Bien que les appartements privés du pape n'en occupent qu'une très petite partie, on s'y perdrait sans peine, si l'on n'était guidé par les gardes suisses, postés de distance en distance, ou par les gendarmes habillés à la française, en culotte de peau et bottes fortes, bonnet à poil en tête, un sabre formidable au côté, et des éperons longs comme ça, qui partagent avec eux la garde du vicaire de Jésus-Christ. Instinctivement, on baisse la voix au diapason d'église, en traversant cette interminable enfilade de salles et galeries désertes, froides et nues, aux hauts plafonds à caissons carrés ou décorés à fresque par Jules Romain et Daniel de Volterre, Vasari, les Zuccari et autres fabricants de peinture d'apparat. Le faible bruit des pas sur les dalles de marbre en trouble seul le silence mélancolique, en soulevant la légère poussière des lieux délaissés. On dirait d'un cadre fastueux dont serait absente la peinture qui l'animait.

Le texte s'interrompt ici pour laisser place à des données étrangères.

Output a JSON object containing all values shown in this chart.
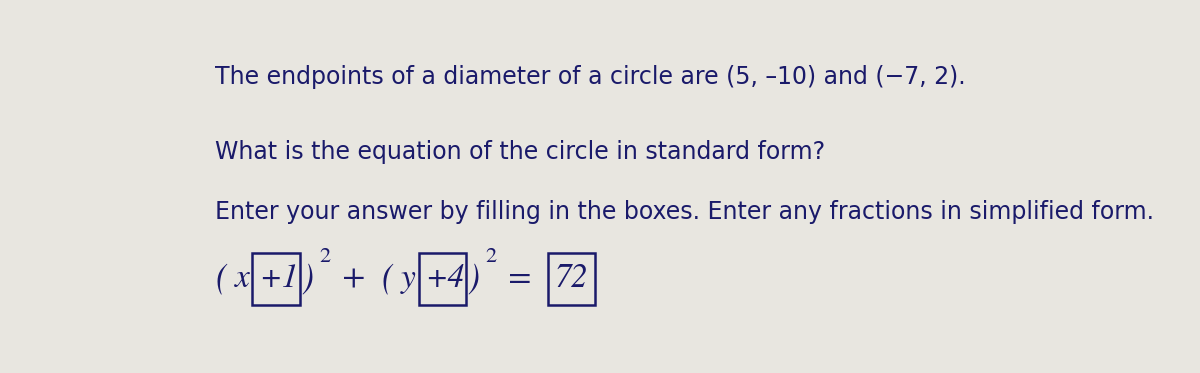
{
  "bg_color": "#e8e6e0",
  "top_strip_color": "#9090b8",
  "left_strip_color": "#9090b0",
  "text_color": "#1a1a6a",
  "line1": "The endpoints of a diameter of a circle are (5, –10) and (−7, 2).",
  "line2": "What is the equation of the circle in standard form?",
  "line3": "Enter your answer by filling in the boxes. Enter any fractions in simplified form.",
  "eq_x_letter": "x",
  "eq_x_box": "+1",
  "eq_y_letter": "y",
  "eq_y_box": "+4",
  "eq_rhs_box": "72",
  "box_color": "#1a1a6a",
  "box_fill": "#e8e6e0",
  "text_fontsize": 17,
  "eq_fontsize": 24
}
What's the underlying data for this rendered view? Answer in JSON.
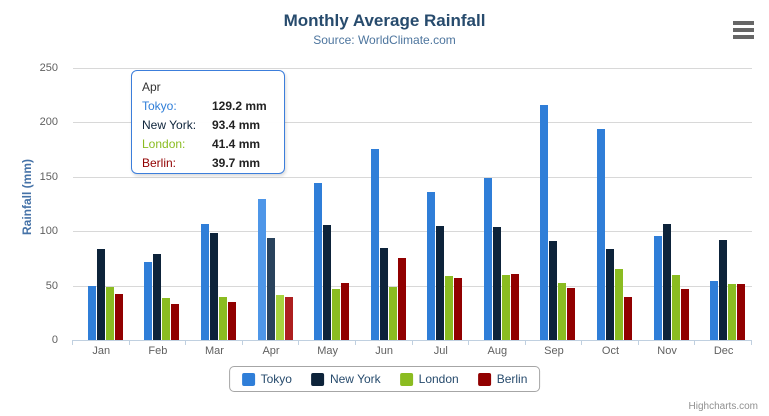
{
  "chart_data": {
    "type": "bar",
    "title": "Monthly Average Rainfall",
    "subtitle": "Source: WorldClimate.com",
    "categories": [
      "Jan",
      "Feb",
      "Mar",
      "Apr",
      "May",
      "Jun",
      "Jul",
      "Aug",
      "Sep",
      "Oct",
      "Nov",
      "Dec"
    ],
    "series": [
      {
        "name": "Tokyo",
        "color": "#2f7ed8",
        "hover_color": "#4e96e8",
        "values": [
          49.9,
          71.5,
          106.4,
          129.2,
          144.0,
          176.0,
          135.6,
          148.5,
          216.4,
          194.1,
          95.6,
          54.4
        ]
      },
      {
        "name": "New York",
        "color": "#0d233a",
        "hover_color": "#29425c",
        "values": [
          83.6,
          78.8,
          98.5,
          93.4,
          106.0,
          84.5,
          105.0,
          104.3,
          91.2,
          83.5,
          106.6,
          92.3
        ]
      },
      {
        "name": "London",
        "color": "#8bbc21",
        "hover_color": "#a8d43e",
        "values": [
          48.9,
          38.8,
          39.3,
          41.4,
          47.0,
          48.3,
          59.0,
          59.6,
          52.4,
          65.2,
          59.3,
          51.2
        ]
      },
      {
        "name": "Berlin",
        "color": "#910000",
        "hover_color": "#ad1f1f",
        "values": [
          42.4,
          33.2,
          34.5,
          39.7,
          52.6,
          75.5,
          57.4,
          60.4,
          47.6,
          39.1,
          46.8,
          51.1
        ]
      }
    ],
    "xlabel": "",
    "ylabel": "Rainfall (mm)",
    "ylim": [
      0,
      250
    ],
    "yticks": [
      0,
      50,
      100,
      150,
      200,
      250
    ],
    "grid": true,
    "legend_position": "bottom",
    "value_suffix": "mm",
    "highlighted_category": "Apr"
  },
  "tooltip": {
    "header": "Apr",
    "border_color": "#3c7edb",
    "rows": [
      {
        "label": "Tokyo:",
        "value": "129.2 mm",
        "color": "#2f7ed8"
      },
      {
        "label": "New York:",
        "value": "93.4 mm",
        "color": "#0d233a"
      },
      {
        "label": "London:",
        "value": "41.4 mm",
        "color": "#8bbc21"
      },
      {
        "label": "Berlin:",
        "value": "39.7 mm",
        "color": "#910000"
      }
    ]
  },
  "icons": {
    "menu": "hamburger-menu-icon"
  },
  "credits": {
    "label": "Highcharts.com"
  }
}
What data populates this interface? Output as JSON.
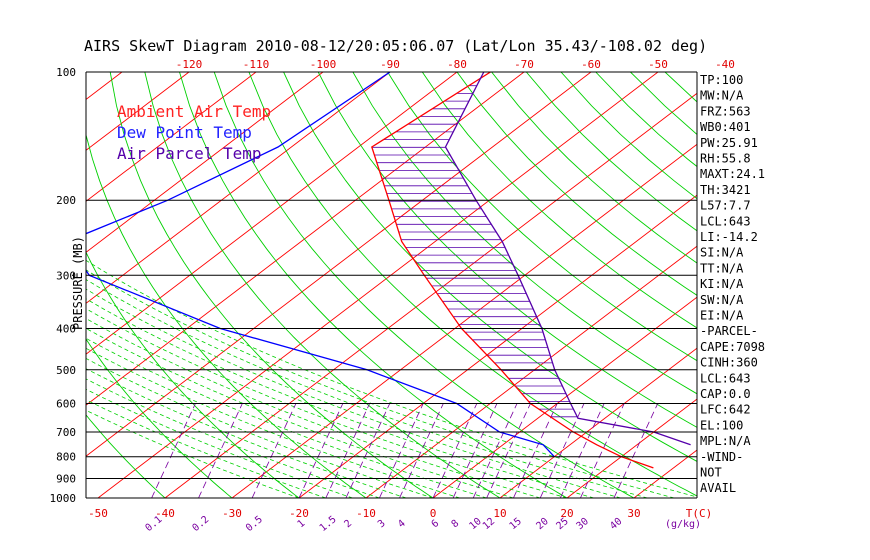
{
  "title": "AIRS SkewT Diagram 2010-08-12/20:05:06.07 (Lat/Lon 35.43/-108.02 deg)",
  "ylabel": "PRESSURE (MB)",
  "colors": {
    "ambient": "#ff0000",
    "dewpoint": "#0000ff",
    "parcel": "#5500aa",
    "isotherm": "#ff0000",
    "dry_adiabat": "#00d000",
    "moist_adiabat": "#00d000",
    "mixing_ratio": "#7a00a0",
    "axis": "#000000"
  },
  "legend": [
    {
      "label": "Ambient Air Temp",
      "color": "#ff2222"
    },
    {
      "label": "Dew Point Temp",
      "color": "#2222ff"
    },
    {
      "label": "Air Parcel Temp",
      "color": "#5500aa"
    }
  ],
  "indices": [
    "TP:100",
    "MW:N/A",
    "FRZ:563",
    "WB0:401",
    "PW:25.91",
    "RH:55.8",
    "MAXT:24.1",
    "TH:3421",
    "L57:7.7",
    "LCL:643",
    "LI:-14.2",
    "SI:N/A",
    "TT:N/A",
    "KI:N/A",
    "SW:N/A",
    "EI:N/A",
    "-PARCEL-",
    "CAPE:7098",
    "CINH:360",
    "LCL:643",
    "CAP:0.0",
    "LFC:642",
    "EL:100",
    "MPL:N/A",
    "-WIND-",
    "NOT",
    "AVAIL"
  ],
  "chart_data": {
    "type": "line",
    "y_axis": {
      "label": "PRESSURE (MB)",
      "scale": "log",
      "range": [
        1000,
        100
      ],
      "ticks": [
        100,
        200,
        300,
        400,
        500,
        600,
        700,
        800,
        900,
        1000
      ]
    },
    "top_temp_ticks": [
      -120,
      -110,
      -100,
      -90,
      -80,
      -70,
      -60,
      -50,
      -40
    ],
    "bottom_temp_ticks": [
      -50,
      -40,
      -30,
      -20,
      -10,
      0,
      10,
      20,
      30
    ],
    "bottom_unit": "T(C)",
    "mixing_ratio_labels": [
      "0.1",
      "0.2",
      "0.5",
      "1",
      "1.5",
      "2",
      "3",
      "4",
      "6",
      "8",
      "10",
      "12",
      "15",
      "20",
      "25",
      "30",
      "40"
    ],
    "mixing_ratio_unit": "(g/kg)",
    "series": [
      {
        "name": "Ambient Air Temp",
        "points": [
          [
            100,
            -75
          ],
          [
            150,
            -78
          ],
          [
            200,
            -65
          ],
          [
            250,
            -55
          ],
          [
            300,
            -45
          ],
          [
            400,
            -29
          ],
          [
            500,
            -15
          ],
          [
            600,
            -4
          ],
          [
            700,
            8
          ],
          [
            750,
            14
          ],
          [
            800,
            20
          ],
          [
            850,
            27
          ]
        ]
      },
      {
        "name": "Dew Point Temp",
        "points": [
          [
            100,
            -90
          ],
          [
            150,
            -92
          ],
          [
            200,
            -98
          ],
          [
            250,
            -105
          ],
          [
            300,
            -95
          ],
          [
            400,
            -65
          ],
          [
            500,
            -35
          ],
          [
            600,
            -15
          ],
          [
            700,
            -3
          ],
          [
            750,
            6
          ],
          [
            800,
            10
          ]
        ]
      },
      {
        "name": "Air Parcel Temp",
        "points": [
          [
            100,
            -76
          ],
          [
            150,
            -67
          ],
          [
            200,
            -52
          ],
          [
            250,
            -40
          ],
          [
            300,
            -31
          ],
          [
            400,
            -17
          ],
          [
            500,
            -7
          ],
          [
            600,
            2
          ],
          [
            650,
            6
          ],
          [
            700,
            20
          ],
          [
            750,
            28
          ]
        ]
      }
    ]
  }
}
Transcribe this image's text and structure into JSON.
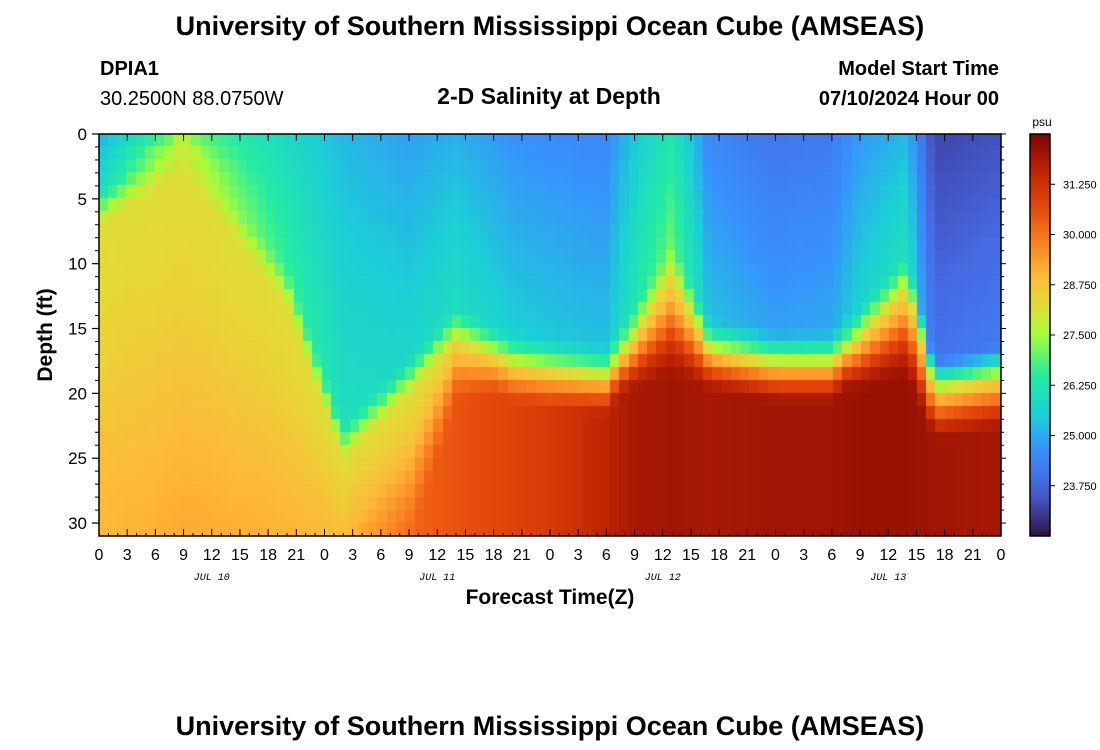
{
  "header": {
    "main_title": "University of Southern Mississippi Ocean Cube (AMSEAS)",
    "station_id": "DPIA1",
    "station_coords": "30.2500N  88.0750W",
    "chart_title": "2-D Salinity at Depth",
    "model_start_label": "Model Start Time",
    "model_start_value": "07/10/2024 Hour 00"
  },
  "footer": {
    "repeated_title": "University of Southern Mississippi Ocean Cube (AMSEAS)"
  },
  "chart_data": {
    "type": "heatmap",
    "title": "2-D Salinity at Depth",
    "xlabel": "Forecast Time(Z)",
    "ylabel": "Depth (ft)",
    "colorbar_unit": "psu",
    "x_hours_range": [
      0,
      96
    ],
    "y_range": [
      0,
      31
    ],
    "x_tick_labels": [
      "0",
      "3",
      "6",
      "9",
      "12",
      "15",
      "18",
      "21",
      "0",
      "3",
      "6",
      "9",
      "12",
      "15",
      "18",
      "21",
      "0",
      "3",
      "6",
      "9",
      "12",
      "15",
      "18",
      "21",
      "0",
      "3",
      "6",
      "9",
      "12",
      "15",
      "18",
      "21",
      "0"
    ],
    "y_tick_labels": [
      "0",
      "5",
      "10",
      "15",
      "20",
      "25",
      "30"
    ],
    "y_tick_values": [
      0,
      5,
      10,
      15,
      20,
      25,
      30
    ],
    "date_labels": [
      {
        "label": "JUL 10",
        "hour": 12
      },
      {
        "label": "JUL 11",
        "hour": 36
      },
      {
        "label": "JUL 12",
        "hour": 60
      },
      {
        "label": "JUL 13",
        "hour": 84
      }
    ],
    "colorbar_range": [
      22.5,
      32.5
    ],
    "colorbar_tick_values": [
      23.75,
      25.0,
      26.25,
      27.5,
      28.75,
      30.0,
      31.25
    ],
    "colorbar_tick_labels": [
      "23.750",
      "25.000",
      "26.250",
      "27.500",
      "28.750",
      "30.000",
      "31.250"
    ],
    "profile_hours": [
      0,
      9,
      20,
      26,
      33,
      38,
      44,
      48,
      54,
      57,
      61,
      65,
      72,
      78,
      81,
      86,
      89,
      96
    ],
    "profile_halocline_depth": [
      4,
      0,
      10,
      22,
      17,
      13,
      15,
      15.5,
      16,
      13,
      8,
      14,
      15,
      15,
      13,
      9,
      17,
      16
    ],
    "profile_surface_salinity": [
      25.0,
      27.0,
      25.8,
      25.2,
      24.9,
      25.1,
      24.7,
      24.6,
      24.5,
      25.4,
      26.2,
      24.5,
      24.1,
      24.2,
      24.8,
      25.2,
      23.2,
      23.4
    ],
    "profile_bottom_salinity": [
      29.0,
      29.2,
      29.1,
      29.0,
      30.2,
      30.5,
      30.8,
      31.0,
      31.6,
      31.9,
      32.0,
      31.9,
      32.0,
      32.0,
      32.1,
      32.1,
      32.0,
      31.9
    ],
    "profile_bottom_start_depth": [
      31,
      31,
      31,
      31,
      31,
      19,
      18,
      18,
      19,
      18,
      17,
      18,
      18,
      18,
      18,
      17,
      22,
      21
    ]
  }
}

Enfin, l'on parvient dans la salle des gardes nobles, où des camériers en culotte courte et simarre de damas rouge, bas de soie et jabot Louis XV, vous débarrassent de votre pardessus, puis vous introduisent silencieusement dans le sanctuaire. Ce n'est rien qui ressemble à une chapelle, mais un salon de médiocre dimension, tendu de lampas groseille d'un fort vilain ton, au milieu duquel une trentaine de chaises de soie sont rangées cinq par cinq dans le prolongement d'une ouverture déporté à deux battants. Au fond, dans la pénombre d'une petite pièce dont les fenêtres sont voilées de stores, les cierges allumés d'un autel. Ce mystère, ce silence, ce demi-jour, cet appareil rendu plus solennel par sa simplicité même, le noir dont sont drapées les femmes, quelques frocs de moines dans l'assistance, la marche discrète des monsignors en soutane violette qui passent comme des ombres, font songer vaguement à la célébration du saint sacrifice dans les catacombes des premiers chrétiens.

* * *

Ce ne sont généralement pas des mécréants qui obtiennent l'honneur d'entendre la messe du pape. Mais s'en glissât-il un par aventure dans la chapelle privée, je ne crois pas que son endurcissement pût résister à un passage d'émotion quand paraît devant le premier rang des fidèles, brusquement prosternés à cette vue, une frêle silhouette en robe blanche, qui fait sur les têtes inclinées le geste de la bénédiction. Léon XIII a accompli sa quatre-vingtième année, et, en émaciant encore son corps d'ascète, l'âge lui a donné comme une transparence mystique et super terrestre qui sied mieux à son rôle sacré de pontife suprême que la rondeur bonne enfant de son prédécesseur. Elle sied surtout au premier Pape à qui soit échu la tiare découronnée de son fleuron de souverain; elle lui donne l'aspect d'un saint plutôt que l'allure d'un roi. C'est une image si banale qu'on ose à peine l'évoquer, celle du contraste matériel entre la personne de ce chétif vieillard et l'immense majesté de l'abstraction qu'il incarne, l'incommensurable grandeur du passé dont il est le 264e héritier. Mais dans certains cas il n'y a que la banalité qui serve, faute de pouvoir mieux dire que ce qui a été dit. Quant aux esprits forts qui jugent puérile cette double tendance de l'imagination à concrétiser l'idée abstraite en même temps qu'on idéalise l'être concret, je leur répondrai que c'est tant pis pour eux s'ils ne sont pas restés l'enfant qui vit d'images, car ils sont privés des plus vives jouissances, qui sont les jouissances sensationnelles.

* * *

Léon XIII dit longuement sa messe, avec des mouvements lents de vieillard, la voix douce et très faible s'entrecoupant de défaillances, la taille voûtée sous le poids des ans écrasée encore par la lourde magnificence de riches ornements sacerdotaux. Son aspect profondément vénérable est accentué par la vigoureuse maturité de trois prélats domestiques qui l'assistent à l'autel, avec leur visage à reflets bleus, aux robustes méplats de médaille romaine, et leur abondante chevelure frisée débordant la tonsure. Mais cette vieillesse n'est pas de la décrépitude. On s'en aperçoit quand, l'office terminé, après une seconde messe dite par un chapelain de la famille pontificale et que le Saint-Père écoute avec autant de ferveur qu'il en a mis à dire la sienne, commence le défilé des présentations.